Abstract:
Complexities of D within the Rh blood group system have long been recognized, initially using basic serologic testing and, more recently, using advanced and sensitive typing reagents. Discrepancies may arise when an individual carries a D antigen showing altered D antigen expression. These D variants are clinically important, since they may lead to production of anti-D in the carrier and induce alloimmunization in D- recipients, making their correct identification imperative.
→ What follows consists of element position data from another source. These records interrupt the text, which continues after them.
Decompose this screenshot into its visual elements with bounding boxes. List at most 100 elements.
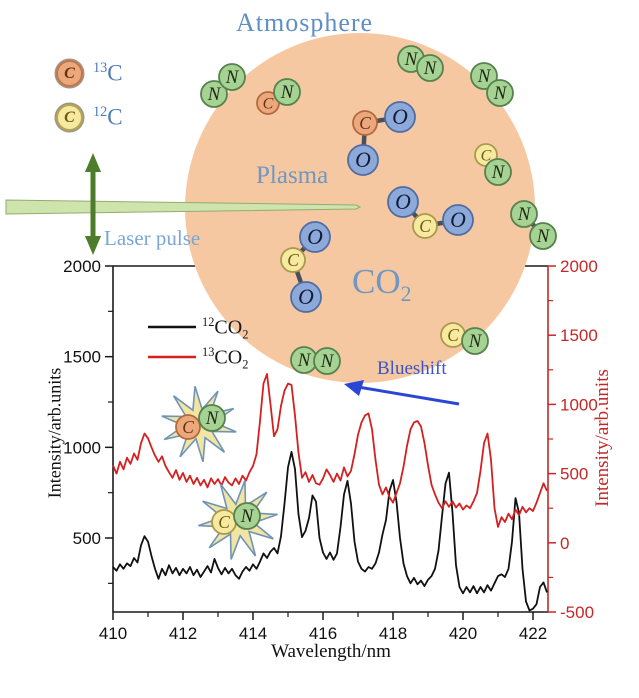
atom-symbol: N bbox=[297, 350, 312, 371]
tick-label: 422 bbox=[519, 624, 547, 643]
atom-symbol: C bbox=[447, 325, 459, 345]
legend-entry-12co2: 12CO2 bbox=[202, 315, 249, 342]
carbon12-atom-icon: C bbox=[56, 104, 83, 131]
isotope-key-13c: C 13C bbox=[56, 60, 123, 87]
n-atom bbox=[416, 54, 444, 82]
blueshift-label: Blueshift bbox=[377, 358, 447, 379]
o-atom bbox=[299, 221, 331, 253]
atom-symbol: O bbox=[395, 190, 411, 214]
c13-atom bbox=[352, 110, 378, 136]
atom-symbol: N bbox=[517, 204, 532, 225]
spectrum-13CO2 bbox=[112, 373, 548, 528]
atom-symbol: C bbox=[359, 113, 371, 133]
n2-molecule: NN bbox=[200, 63, 246, 108]
n-atom bbox=[233, 502, 261, 530]
tick-label: 1500 bbox=[560, 326, 598, 345]
n2-molecule: NN bbox=[510, 200, 557, 250]
plasma-label: Plasma bbox=[256, 162, 329, 189]
isotope-key-12c: C 12C bbox=[56, 104, 123, 131]
cn-molecule: CN bbox=[474, 143, 512, 186]
atmosphere-label: Atmosphere bbox=[236, 8, 374, 37]
left-axis-title: Intensity/arb.units bbox=[44, 367, 65, 499]
legend-entry-13co2: 13CO2 bbox=[202, 345, 249, 372]
o-atom bbox=[384, 101, 416, 133]
isotope-key-12c-label: 12C bbox=[93, 104, 123, 130]
co2-molecule: CO O bbox=[280, 221, 331, 313]
tick-label: 0 bbox=[560, 534, 569, 553]
atom-symbol: C bbox=[287, 250, 299, 270]
n-atom bbox=[470, 62, 498, 90]
co2-molecule: COO bbox=[387, 186, 474, 239]
tick-label: 1500 bbox=[63, 348, 101, 367]
atom-symbol: N bbox=[280, 82, 295, 103]
atom-symbol: N bbox=[205, 408, 220, 429]
atom-symbol: N bbox=[404, 49, 419, 70]
atom-symbol: C bbox=[263, 95, 274, 112]
n-atom bbox=[218, 63, 246, 91]
atom-symbol: C bbox=[481, 147, 492, 164]
n-atom bbox=[461, 327, 489, 355]
tick-label: 500 bbox=[73, 529, 101, 548]
tick-label: 1000 bbox=[63, 438, 101, 457]
atom-symbol: O bbox=[355, 148, 371, 172]
spectrum-12CO2 bbox=[112, 450, 548, 612]
tick-label: 500 bbox=[560, 465, 588, 484]
tick-label: -500 bbox=[560, 603, 594, 622]
atom-symbol: N bbox=[423, 58, 438, 79]
atom-symbol: N bbox=[493, 83, 508, 104]
o-atom bbox=[347, 144, 379, 176]
c12-atom bbox=[280, 247, 306, 273]
atom-symbol: O bbox=[450, 208, 466, 232]
n-atom bbox=[484, 158, 512, 186]
atom-symbol: N bbox=[207, 84, 222, 105]
n-atom bbox=[313, 347, 341, 375]
atom-symbol: N bbox=[477, 66, 492, 87]
n-atom bbox=[510, 200, 538, 228]
atom-symbol: N bbox=[320, 351, 335, 372]
right-axis-title: Intensity/arb.units bbox=[592, 369, 613, 507]
tick-label: 412 bbox=[169, 624, 197, 643]
n-atom bbox=[200, 80, 228, 108]
tick-label: 410 bbox=[99, 624, 127, 643]
isotope-key-13c-label: 13C bbox=[93, 60, 123, 86]
atom-symbol: N bbox=[491, 162, 506, 183]
co2-label: CO2 bbox=[352, 262, 412, 306]
laser-pulse-label: Laser pulse bbox=[104, 226, 201, 250]
atom-symbol: C bbox=[218, 512, 230, 532]
atom-symbol: N bbox=[225, 67, 240, 88]
tick-label: 416 bbox=[309, 624, 337, 643]
o-atom bbox=[442, 204, 474, 236]
atom-symbol: O bbox=[307, 225, 323, 249]
c13-atom bbox=[175, 414, 201, 440]
tick-label: 2000 bbox=[63, 257, 101, 276]
tick-label: 1000 bbox=[560, 395, 598, 414]
tick-label: 2000 bbox=[560, 257, 598, 276]
axis-ticks: 410 412 414 416 418 420 422 500 1000 1500 2000 -500… bbox=[63, 257, 598, 643]
cn-molecule: CN bbox=[256, 78, 301, 115]
tick-label: 418 bbox=[379, 624, 407, 643]
atom-symbol: C bbox=[182, 417, 194, 437]
x-axis-title: Wavelength/nm bbox=[271, 641, 391, 662]
laser-direction-arrow bbox=[85, 153, 101, 255]
atom-symbol: O bbox=[392, 105, 408, 129]
laser-beam bbox=[5, 199, 362, 215]
o-atom bbox=[290, 281, 322, 313]
n-atom bbox=[486, 79, 514, 107]
atom-symbol: N bbox=[240, 506, 255, 527]
atom-symbol: N bbox=[536, 226, 551, 247]
c12-atom bbox=[412, 213, 438, 239]
n-atom bbox=[273, 78, 301, 106]
n-atom bbox=[198, 404, 226, 432]
atom-symbol: O bbox=[298, 285, 314, 309]
carbon13-atom-icon: C bbox=[56, 60, 83, 87]
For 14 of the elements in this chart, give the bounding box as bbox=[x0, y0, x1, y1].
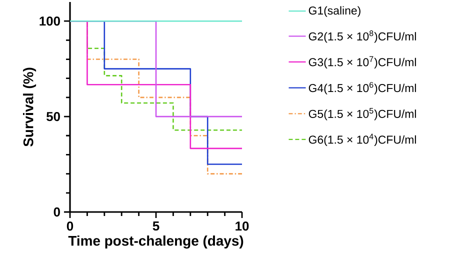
x-tick-label: 5 bbox=[152, 222, 160, 231]
legend-label: G4(1.5 × 10$^{6}$)CFU/ml bbox=[308, 82, 416, 94]
legend-label: G5(1.5 × 10$^{5}$)CFU/ml bbox=[308, 108, 416, 120]
legend-label: G2(1.5 × 10$^{8}$)CFU/ml bbox=[308, 30, 416, 43]
x-tick-label: 10 bbox=[236, 221, 249, 231]
y-axis-title: Survival (%) bbox=[23, 68, 36, 147]
legend-label: G6(1.5 × 10$^{4}$)CFU/ml bbox=[308, 134, 416, 146]
legend-label: G1(saline) bbox=[308, 6, 360, 17]
legend-label: G3(1.5 × 10$^{7}$)CFU/ml bbox=[308, 56, 416, 69]
y-tick-label: 100 bbox=[40, 16, 60, 26]
y-tick-label: 0 bbox=[54, 207, 60, 217]
x-tick-label: 0 bbox=[66, 221, 74, 231]
x-axis-title: Time post-chalenge (days) bbox=[68, 236, 244, 249]
y-tick-label: 50 bbox=[46, 112, 60, 122]
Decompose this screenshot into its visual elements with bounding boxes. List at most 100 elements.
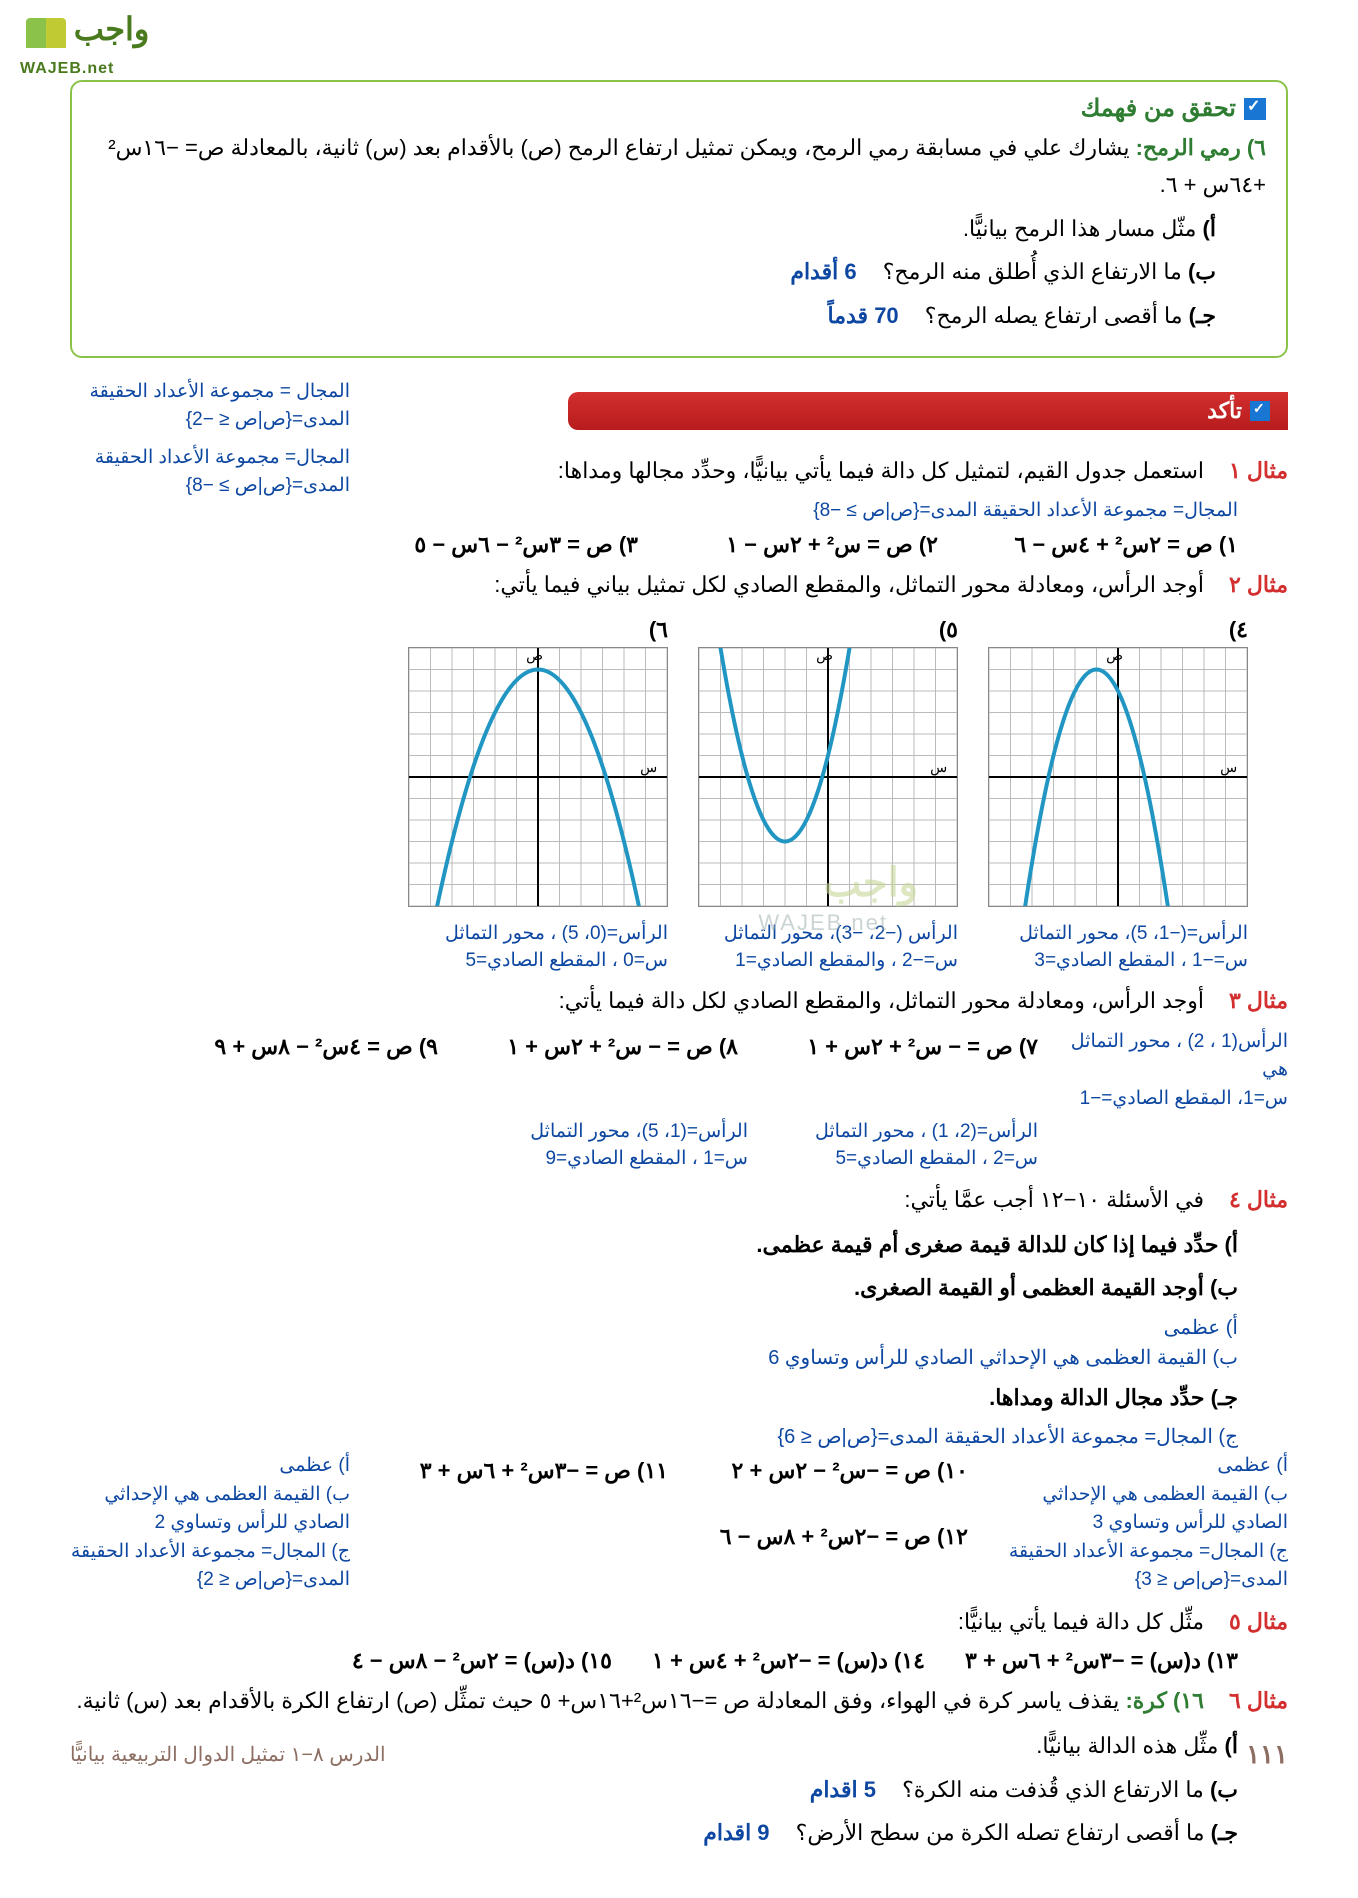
ex2-text: أوجد الرأس، ومعادلة محور التماثل، والمقط… <box>70 566 1204 603</box>
ex1-sr-l2: المدى={ص|ص ≥ −8} <box>813 500 977 521</box>
g5-num: ٥) <box>698 617 958 643</box>
graphs-row: ٤) س ص ٥) س ص <box>70 617 1248 913</box>
confirm-bar: تأكد <box>568 392 1288 430</box>
ex4-lc: ج) المجال= مجموعة الأعداد الحقيقة المدى=… <box>70 1538 350 1595</box>
q6-label: ٦) رمي الرمح: <box>1136 135 1266 160</box>
ex4-rc: ج) المجال= مجموعة الأعداد الحقيقة المدى=… <box>988 1538 1288 1595</box>
ex6c-ans: 9 اقدام <box>703 1820 769 1845</box>
ex6b-label: ب) <box>1210 1777 1238 1802</box>
q6c-answer: 70 قدماً <box>828 303 899 328</box>
graph-6: ٦) س ص <box>408 617 668 913</box>
ex1-text: استعمل جدول القيم، لتمثيل كل دالة فيما ي… <box>370 452 1204 489</box>
watermark-en: WAJEB.net <box>758 910 888 936</box>
ex5-label: مثال ٥ <box>1218 1603 1288 1640</box>
ex4-sub-c: ج) المجال= مجموعة الأعداد الحقيقة المدى=… <box>70 1422 1238 1452</box>
g5-xlbl: س <box>930 759 947 776</box>
q6a-text: مثّل مسار هذا الرمح بيانيًّا. <box>963 216 1197 241</box>
ex1-sl-l1: المجال= مجموعة الأعداد الحقيقة <box>70 444 350 473</box>
ex6b-ans: 5 اقدام <box>810 1777 876 1802</box>
ex6c-label: جـ) <box>1211 1820 1238 1845</box>
ex4-sub-b: ب) القيمة العظمى هي الإحداثي الصادي للرأ… <box>768 1347 1238 1369</box>
check-icon <box>1244 98 1266 120</box>
ex1-i1: ١) ص = ٢س² + ٤س − ٦ <box>978 532 1238 558</box>
q6c-label: جـ) <box>1189 303 1216 328</box>
ex4-label: مثال ٤ <box>1218 1181 1288 1218</box>
ex5-text: مثِّل كل دالة فيما يأتي بيانيًّا: <box>70 1603 1204 1640</box>
q6b-text: ما الارتفاع الذي أُطلق منه الرمح؟ <box>883 259 1182 284</box>
ex6-qlabel: ١٦) كرة: <box>1125 1688 1204 1713</box>
ex6-label: مثال ٦ <box>1218 1682 1288 1719</box>
ex1-sl-l2: المدى={ص|ص ≥ −8} <box>70 472 350 501</box>
ex6-text: يقذف ياسر كرة في الهواء، وفق المعادلة ص … <box>76 1688 1119 1713</box>
ex4-i10: ١٠) ص = −س² − ٢س + ٢ <box>708 1458 968 1484</box>
ex5-i13: ١٣) د(س) = −٣س² + ٦س + ٣ <box>965 1648 1238 1674</box>
logo-ar: واجب <box>74 11 150 47</box>
ex4-c: جـ) حدِّد مجال الدالة ومداها. <box>70 1379 1238 1416</box>
ex4-ra: أ) عظمى <box>988 1452 1288 1481</box>
g5-axis <box>699 648 957 906</box>
check-understanding-box: تحقق من فهمك ٦) رمي الرمح: يشارك علي في … <box>70 80 1288 358</box>
ex4-b: ب) أوجد القيمة العظمى أو القيمة الصغرى. <box>70 1269 1238 1306</box>
ex3-side-right: الرأس(1 ، 2) ، محور التماثل هي س=1، المق… <box>1058 1028 1288 1114</box>
ex4-left-notes: أ) عظمى ب) القيمة العظمى هي الإحداثي الص… <box>70 1452 350 1595</box>
q6c-text: ما أقصى ارتفاع يصله الرمح؟ <box>925 303 1183 328</box>
graph-4: ٤) س ص <box>988 617 1248 913</box>
q6b-label: ب) <box>1188 259 1216 284</box>
ex6b-text: ما الارتفاع الذي قُذفت منه الكرة؟ <box>902 1777 1204 1802</box>
ex6c-text: ما أقصى ارتفاع تصله الكرة من سطح الأرض؟ <box>796 1820 1205 1845</box>
ex4-i12: ١٢) ص = −٢س² + ٨س − ٦ <box>708 1524 968 1550</box>
ex3-i7: ٧) ص = − س² + ٢س + ١ <box>778 1034 1038 1060</box>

For clinical purposes, D variants can be classified into three groups: weak D, partial D, and DEL. The problem surrounding proper characterization of D variants exists because routine serologic tests are sometimes inadequate to detect D variants or resolve discrepant or ambiguous D typing results. Today, molecular analysis has revealed more than 300 RH alleles and is a better method for investigating D variants. Global distribution of variants differs, as observed in European, African, and East Asian populations. Discovery of the novel RHD*01W.150 (weak D type 150) with a nucleotide change of c.327_487-4164dup is proof. This variant, the result of an insertion of a duplicated exon 3 between exons 2 and 4 in the same orientation, was detected in more than 50 percent of Indian D variant samples in a 2018 study. The outcome of studies worldwide has led to the recommendation to manage D variant individuals as D+ or D- according to RHD genotype. The policies and workup with respect to D variant testing in donors, recipients, and prenatal women differ among blood banks, depending on type of variants predominantly encountered. Thus, a general genotyping protocol cannot be followed globally, and an Indian-specific RHD genotyping assay (multiplex polymerase chain reaction) designed to detect D variants frequently found in the Indian population was developed to save time and resources. This assay is also helpful for detecting several partial and null alleles. Identification of D variants by serology and characterization by molecular testing need to go hand-in-hand for better and safer transfusion practices.
摘要:
Rh血型系统中D的复杂性早已被认识到,最初使用基本血清学检测,最近,使用先进和灵敏的分型试剂。当个体携带显示改变的D抗原表达的D抗原时,可能出现差异。这些D变异在临床上很重要,因为它们可能导致载体中产生抗D,并在D受体中诱导同种免疫,使他们的正确识别势在必行。为了临床目的,D变体可分为三组:弱D,局部D,DEL。由于常规血清学测试有时不足以检测D变体或解决不一致或模棱两可的D分型结果,因此存在围绕D变体正确表征的问题。今天,分子分析揭示了300多个RH等位基因,是研究D变体的更好方法。变体的全球分布不同,正如在欧洲观察到的那样,非洲,和东亚人口。发现具有c.327_487-4164dup核苷酸变化的新型RHD*01W.150(弱D型150)就是证据。这个变种,以相同方向在外显子2和外显子4之间插入重复外显子3的结果,在2018年的一项研究中,超过50%的印度D变异样本中检测到。全球研究的结果导致建议根据RHD基因型将D变异个体管理为D+或D-。关于捐助者D变体测试的政策和工作,收件人,和产前妇女不同的血库,取决于主要遇到的变异类型。因此,通用的基因分型方案不能在全球范围内遵循,并开发了一种印度特异性RHD基因分型测定(多重聚合酶链反应),旨在检测在印度人口中经常发现的D变体,以节省时间和资源。该测定还有助于检测几个部分和无效等位基因。通过血清学鉴定D变体和通过分子测试表征需要齐头并进,以实现更好和更安全的输血实践。